The CFPB was conceived by Warren while she was a professor at Harvard Law School. It was meant to give consumers leverage over the financial-services sector, which all too often saw them as so much prey. It scored major victories during the Obama administration. It called out lending institutions for racist auto loan lending standards and spearheaded the federal investigation into Wells Fargo for a decade of turning a blind eye to its employees opening fake accounts for customers in an attempt to keep up with unrealistic sales goals.

No surprise, the financial services sector, which hates the CFPB, cheered Kraninger’s appointment to the job. Their faith was well rewarded, and not just in the area of payday loans. Last year, a House Financial Services Committee investigation revealed that during Kraninger’s first six months on the job, the amount of money the bureau recovered for consumers fell to six percent of what it had been under the final months of Obama appointee Richard Cordray’s leadership. Instead, under Kraninger, the CFPB emphasizes “financial literacy,” despite the fact that, when put on the spot by Rep. Katie Porter (D-Calif.) in 2019, Kraninger couldn’t even properly calculate an annual interest rate.

Of course, the sabotage — and make no mistake, that’s what it is — of the CFPB isn’t even a major story in the Trump era. On Thursday, Vanity Fair revealed that a White House initiative led by Jared Kushner (who else?) to devise a national policy to test for covid-19 was undermined from within, possibly because the disease initially hit politically expendable Democratic states. Millions of parents are suddenly realizing there will be no in-person public school for their children this fall and Education Secretary Betsy DeVos shows next to no concern. The U.S. Postal Service, systemically underfunded, is now falling behind on delivering mail, seemingly at the behest of its new head, Trump donor Louis DeJoy. That’s not just an annoyance, but something that could contribute to election chaos in November if ballots are not delivered or received on time.

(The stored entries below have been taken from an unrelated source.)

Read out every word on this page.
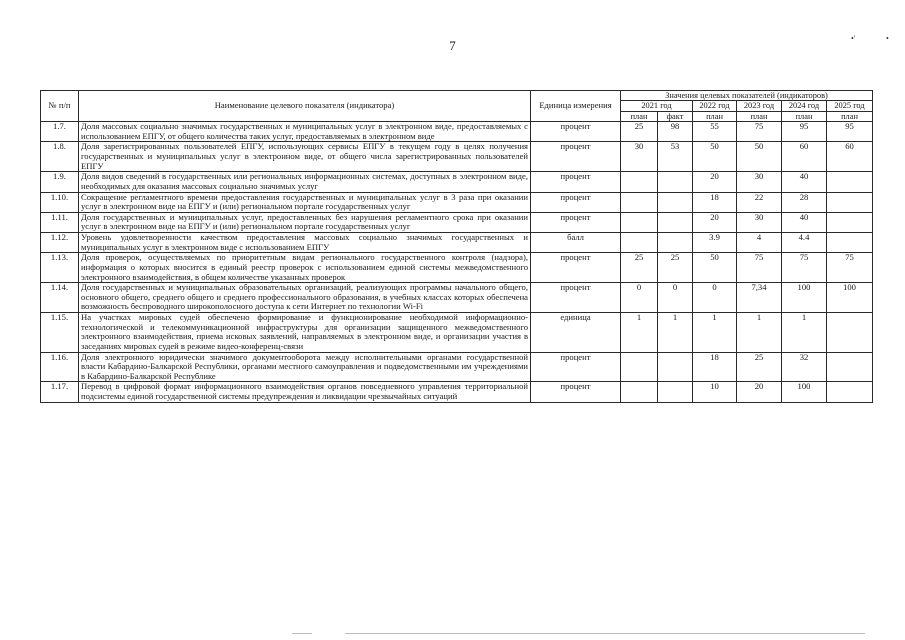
7	•'	•
№ п/п	Наименование целевого показателя (индикатора)	Единица измерения	Значения целевых показателей (индикаторов)					
			2021 год		2022 год	2023 год	2024 год	2025 год
			план	факт	план	план	план	план
1.7.	Доля массовых социально значимых государственных и муниципальных услуг в электронном виде, предоставляемых с использованием ЕПГУ, от общего количества таких услуг, предоставляемых в электронном виде	процент	25	98	55	75	95	95
1.8.	Доля зарегистрированных пользователей ЕПГУ, использующих сервисы ЕПГУ в текущем году в целях получения государственных и муниципальных услуг в электронном виде, от общего числа зарегистрированных пользователей ЕПГУ	процент	30	53	50	50	60	60
1.9.	Доля видов сведений в государственных или региональных информационных системах, доступных в электронном виде, необходимых для оказания массовых социально значимых услуг	процент			20	30	40	
1.10.	Сокращение регламентного времени предоставления государственных и муниципальных услуг в 3 раза при оказании услуг в электронном виде на ЕПГУ и (или) региональном портале государственных услуг	процент			18	22	28	
1.11.	Доля государственных и муниципальных услуг, предоставленных без нарушения регламентного срока при оказании услуг в электронном виде на ЕПГУ и (или) региональном портале государственных услуг	процент			20	30	40	
1.12.	Уровень удовлетворенности качеством предоставления массовых социально значимых государственных и муниципальных услуг в электронном виде с использованием ЕПГУ	балл			3.9	4	4.4	
1.13.	Доля проверок, осуществляемых по приоритетным видам регионального государственного контроля (надзора), информация о которых вносится в единый реестр проверок с использованием единой системы межведомственного электронного взаимодействия, в общем количестве указанных проверок	процент	25	25	50	75	75	75
1.14.	Доля государственных и муниципальных образовательных организаций, реализующих программы начального общего, основного общего, среднего общего и среднего профессионального образования, в учебных классах которых обеспечена возможность беспроводного широкополосного доступа к сети Интернет по технологии Wi-Fi	процент	0	0	0	7,34	100	100
1.15.	На участках мировых судей обеспечено формирование и функционирование необходимой информационно-технологической и телекоммуникационной инфраструктуры для организации защищенного межведомственного электронного взаимодействия, приема исковых заявлений, направляемых в электронном виде, и организации участия в заседаниях мировых судей в режиме видео-конференц-связи	единица	1	1	1	1	1	
1.16.	Доля электронного юридически значимого документооборота между исполнительными органами государственной власти Кабардино-Балкарской Республики, органами местного самоуправления и подведомственными им учреждениями в Кабардино-Балкарской Республике	процент			18	25	32	
1.17.	Перевод в цифровой формат информационного взаимодействия органов повседневного управления территориальной подсистемы единой государственной системы предупреждения и ликвидации чрезвычайных ситуаций	процент			10	20	100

In the face of all this, Kraninger’s inept management of the CFPB barely merits a moment of attention. But it should. Her tenure in the top role of the government’s most powerful consumer advocacy organization is a demonstration of the contempt Trump and Republicans hold for governance, not to mention their prioritization of the interests of the wealthiest segments of our economy over the well-being of everyone else. It’s an absolute shame and travesty that Kraninger, whose knowledge of personal finance appears limited to how she can best serve the all-powerful financial sector, is in charge of one of the government agencies best positioned to help Americans protect their money at a time of unprecedented economic carnage.